Uneven performances notwithstanding, my biggest issue with Breakfast with Curtis tends to be its relative lack of focus and, occasionally, confusing story elements. For much of the film’s running time, it’s exceptionally difficult to get any real sense for who these characters are and how they’re all connected together. It wasn’t made clear until much later in the film, for example, that the people living in Syd’s house are actually several different groups: for a while, I assumed they were all related, which made some of the (assumed) sexual pairings come across as a little confusing, to say the least. I don’t mean to imply that a genealogy chart is required, of course, but the film seems to assume that we’re all on the same page from the jump, when I obviously wasn’t.
There are also story elements that seem rather undeveloped, sometimes to confusing effect. In one instance, a female visitor shows up at Syd’s house, is treated like a long-lost relative and seems to engage in a threesome with Frenchy and Paola, yet is never introduced or affects the film in any noticeable way. There’s also some unnecessary vagueness regarding the nature of Simon and Sylvie’s former friendship with Syd and the others: at one point, there seems to be a strong inference that they were all swingers. Were they? Does that actually have any bearing on the plot? Should it? As someone who not only strives to pay pretty close attention while watching films but also takes notes, I’m particularly confused by my inability to answer these questions. The only conclusion I can reach is that the answers were never provided. Small issues, perhaps, but the more time I spend confused, the less time I spent invested in the actual film.
Which, ultimately, is a bit of a shame, since the movie isn’t bad, even if it is rough. Everything has an amiable, shaggy-dog quality that makes it eminently watchable, even when it begins to come off the wheels. It would have been nice to have Syd say something profound, at some point (at any point, really), but Theo Green is charismatic enough that the character comes across as eccentric rather than haranguing. Jungels and Colella have good chemistry together and there are plenty of charming scenes to be found (the “ladies-only” birthday party, where Frenchy dresses in drag, is a particular highlight and a really lovely scene, in general). I was also a big fan of the film’s color palette, finding the warm and primary color choices to be good ones, bringing a vibrancy to the proceedings that are sometimes lost in other indie films that favor drab tones and colors.

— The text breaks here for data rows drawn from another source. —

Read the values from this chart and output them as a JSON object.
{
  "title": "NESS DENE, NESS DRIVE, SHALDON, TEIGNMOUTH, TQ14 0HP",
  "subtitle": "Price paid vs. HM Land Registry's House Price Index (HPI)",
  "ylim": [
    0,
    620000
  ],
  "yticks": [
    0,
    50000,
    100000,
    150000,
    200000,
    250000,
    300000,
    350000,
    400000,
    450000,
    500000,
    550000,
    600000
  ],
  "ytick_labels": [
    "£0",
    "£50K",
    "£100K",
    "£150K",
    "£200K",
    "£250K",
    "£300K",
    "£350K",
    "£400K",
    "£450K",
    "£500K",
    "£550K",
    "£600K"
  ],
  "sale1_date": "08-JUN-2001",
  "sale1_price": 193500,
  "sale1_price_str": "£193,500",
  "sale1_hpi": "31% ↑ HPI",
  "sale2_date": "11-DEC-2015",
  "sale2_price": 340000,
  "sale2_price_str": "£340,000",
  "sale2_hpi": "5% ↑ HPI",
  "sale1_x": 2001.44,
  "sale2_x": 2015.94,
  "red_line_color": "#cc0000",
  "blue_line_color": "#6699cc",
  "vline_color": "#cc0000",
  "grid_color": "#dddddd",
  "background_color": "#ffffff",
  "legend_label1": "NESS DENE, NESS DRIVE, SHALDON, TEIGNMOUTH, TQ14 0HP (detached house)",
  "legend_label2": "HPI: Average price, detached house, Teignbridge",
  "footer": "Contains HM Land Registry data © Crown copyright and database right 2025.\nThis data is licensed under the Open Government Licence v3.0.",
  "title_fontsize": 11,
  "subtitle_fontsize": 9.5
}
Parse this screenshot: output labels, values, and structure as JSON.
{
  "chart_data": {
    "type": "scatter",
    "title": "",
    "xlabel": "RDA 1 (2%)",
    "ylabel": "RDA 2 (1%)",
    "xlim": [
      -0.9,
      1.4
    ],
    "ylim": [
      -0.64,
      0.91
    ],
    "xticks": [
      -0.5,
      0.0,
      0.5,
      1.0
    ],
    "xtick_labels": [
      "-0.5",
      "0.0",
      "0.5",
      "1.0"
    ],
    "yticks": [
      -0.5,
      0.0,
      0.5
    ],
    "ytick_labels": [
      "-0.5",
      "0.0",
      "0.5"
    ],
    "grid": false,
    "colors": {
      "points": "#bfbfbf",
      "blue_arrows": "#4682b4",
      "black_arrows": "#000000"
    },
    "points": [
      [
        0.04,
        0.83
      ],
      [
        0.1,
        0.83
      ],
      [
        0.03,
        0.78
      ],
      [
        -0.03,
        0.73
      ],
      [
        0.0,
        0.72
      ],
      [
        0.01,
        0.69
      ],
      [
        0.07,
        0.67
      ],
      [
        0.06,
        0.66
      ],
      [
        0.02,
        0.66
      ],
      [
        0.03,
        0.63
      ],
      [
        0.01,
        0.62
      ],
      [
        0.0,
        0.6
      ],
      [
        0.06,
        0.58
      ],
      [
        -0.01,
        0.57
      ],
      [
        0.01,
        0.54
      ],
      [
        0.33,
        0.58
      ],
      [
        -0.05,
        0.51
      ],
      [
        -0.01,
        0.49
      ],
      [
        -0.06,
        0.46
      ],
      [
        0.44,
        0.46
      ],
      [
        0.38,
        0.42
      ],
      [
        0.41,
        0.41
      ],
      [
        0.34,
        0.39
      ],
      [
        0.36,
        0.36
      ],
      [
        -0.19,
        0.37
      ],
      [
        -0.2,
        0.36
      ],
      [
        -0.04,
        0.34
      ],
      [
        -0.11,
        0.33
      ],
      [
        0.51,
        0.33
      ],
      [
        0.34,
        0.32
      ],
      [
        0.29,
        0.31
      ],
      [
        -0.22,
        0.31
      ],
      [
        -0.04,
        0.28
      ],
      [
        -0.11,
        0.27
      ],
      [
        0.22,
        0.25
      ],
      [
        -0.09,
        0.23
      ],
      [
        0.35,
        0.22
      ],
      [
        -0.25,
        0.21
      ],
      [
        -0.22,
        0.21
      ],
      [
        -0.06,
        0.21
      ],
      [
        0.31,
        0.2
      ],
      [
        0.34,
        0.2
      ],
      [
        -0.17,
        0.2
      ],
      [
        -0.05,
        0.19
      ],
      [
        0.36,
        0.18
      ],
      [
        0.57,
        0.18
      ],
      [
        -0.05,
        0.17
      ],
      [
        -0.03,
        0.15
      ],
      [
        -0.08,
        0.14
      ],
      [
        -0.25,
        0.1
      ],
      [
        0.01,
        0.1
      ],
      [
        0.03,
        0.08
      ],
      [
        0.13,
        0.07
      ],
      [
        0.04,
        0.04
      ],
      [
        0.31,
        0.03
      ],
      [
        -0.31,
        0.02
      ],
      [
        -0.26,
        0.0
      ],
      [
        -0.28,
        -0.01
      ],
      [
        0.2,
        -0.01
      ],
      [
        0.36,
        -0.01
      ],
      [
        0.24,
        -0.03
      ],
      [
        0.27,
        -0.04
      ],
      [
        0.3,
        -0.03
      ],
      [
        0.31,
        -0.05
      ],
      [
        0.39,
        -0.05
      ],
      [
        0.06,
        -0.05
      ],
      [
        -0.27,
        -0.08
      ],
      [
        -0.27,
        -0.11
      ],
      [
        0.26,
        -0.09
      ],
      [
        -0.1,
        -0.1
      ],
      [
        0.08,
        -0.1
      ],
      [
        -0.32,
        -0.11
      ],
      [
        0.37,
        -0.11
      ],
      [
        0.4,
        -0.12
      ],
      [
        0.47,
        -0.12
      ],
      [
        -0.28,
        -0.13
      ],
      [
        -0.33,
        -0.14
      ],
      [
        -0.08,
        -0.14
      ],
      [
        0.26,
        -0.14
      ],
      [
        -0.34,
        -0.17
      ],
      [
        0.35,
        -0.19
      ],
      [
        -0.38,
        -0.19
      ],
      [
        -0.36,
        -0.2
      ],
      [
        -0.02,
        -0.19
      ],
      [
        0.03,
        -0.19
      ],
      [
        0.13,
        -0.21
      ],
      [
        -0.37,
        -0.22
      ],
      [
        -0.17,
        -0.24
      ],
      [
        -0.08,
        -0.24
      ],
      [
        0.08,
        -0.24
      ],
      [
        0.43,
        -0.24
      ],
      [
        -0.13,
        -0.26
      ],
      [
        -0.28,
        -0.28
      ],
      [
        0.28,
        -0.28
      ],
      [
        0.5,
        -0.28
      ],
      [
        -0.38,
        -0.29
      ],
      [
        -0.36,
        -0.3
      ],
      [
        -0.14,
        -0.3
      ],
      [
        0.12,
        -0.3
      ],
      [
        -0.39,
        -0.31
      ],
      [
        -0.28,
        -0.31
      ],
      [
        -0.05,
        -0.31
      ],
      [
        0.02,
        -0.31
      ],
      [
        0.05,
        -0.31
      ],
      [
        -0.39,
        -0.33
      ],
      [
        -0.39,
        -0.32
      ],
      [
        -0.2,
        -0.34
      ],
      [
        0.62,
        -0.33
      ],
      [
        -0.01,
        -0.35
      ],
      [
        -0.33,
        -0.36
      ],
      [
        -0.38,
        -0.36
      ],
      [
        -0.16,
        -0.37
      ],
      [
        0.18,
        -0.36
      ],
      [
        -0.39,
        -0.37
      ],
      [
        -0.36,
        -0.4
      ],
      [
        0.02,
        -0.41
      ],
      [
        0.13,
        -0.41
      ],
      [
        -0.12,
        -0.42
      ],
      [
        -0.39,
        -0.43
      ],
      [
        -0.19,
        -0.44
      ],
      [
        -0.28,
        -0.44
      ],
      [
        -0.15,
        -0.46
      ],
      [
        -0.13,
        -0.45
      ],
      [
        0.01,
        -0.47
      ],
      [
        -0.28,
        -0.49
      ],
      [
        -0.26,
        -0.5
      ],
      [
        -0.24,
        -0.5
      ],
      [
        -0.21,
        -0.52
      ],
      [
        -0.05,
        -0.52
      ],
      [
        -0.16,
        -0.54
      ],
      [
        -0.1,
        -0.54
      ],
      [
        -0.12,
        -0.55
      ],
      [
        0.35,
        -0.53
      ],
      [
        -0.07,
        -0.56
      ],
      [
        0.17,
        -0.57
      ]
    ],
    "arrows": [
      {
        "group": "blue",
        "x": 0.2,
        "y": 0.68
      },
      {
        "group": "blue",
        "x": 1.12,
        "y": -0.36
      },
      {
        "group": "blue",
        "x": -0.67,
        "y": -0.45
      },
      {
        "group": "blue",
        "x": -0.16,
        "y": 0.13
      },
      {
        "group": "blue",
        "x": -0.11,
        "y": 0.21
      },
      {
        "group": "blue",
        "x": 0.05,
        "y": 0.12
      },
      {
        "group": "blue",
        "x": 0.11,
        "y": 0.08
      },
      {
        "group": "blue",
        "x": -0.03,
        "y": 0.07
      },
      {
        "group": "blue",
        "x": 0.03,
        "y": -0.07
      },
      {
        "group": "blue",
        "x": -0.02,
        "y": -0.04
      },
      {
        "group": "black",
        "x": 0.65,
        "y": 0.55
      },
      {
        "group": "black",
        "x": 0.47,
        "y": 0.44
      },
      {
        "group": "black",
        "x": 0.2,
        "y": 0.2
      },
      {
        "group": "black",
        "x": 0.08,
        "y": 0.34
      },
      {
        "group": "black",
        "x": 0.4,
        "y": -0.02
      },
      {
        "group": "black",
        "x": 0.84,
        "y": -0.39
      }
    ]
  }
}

At no point, however, does the film ever seem to have any real forward momentum: the stakes are consistently low and there never seems to be any sense of “danger” whatsoever. Even the conflict between the neighbors seems to be largely forgotten after the opening: when Curtis’ parents find out that Syd wants him to help with his project, they both think it’s a great idea and encourage him to go for it. The Hatfields and the McCoys, they ain’t. In a cinematic landscape where these kind of coming-of-age dramadies are as numerous as grains of sand on the beach (I must have seen at least two dozen over the past three or four years), Breakfast with Curtis just doesn’t do enough to stand out from the crowd. It’s amiable and easy-going, sure, with a nice message and a good heart. Sometimes, however, that’s just not quite good enough.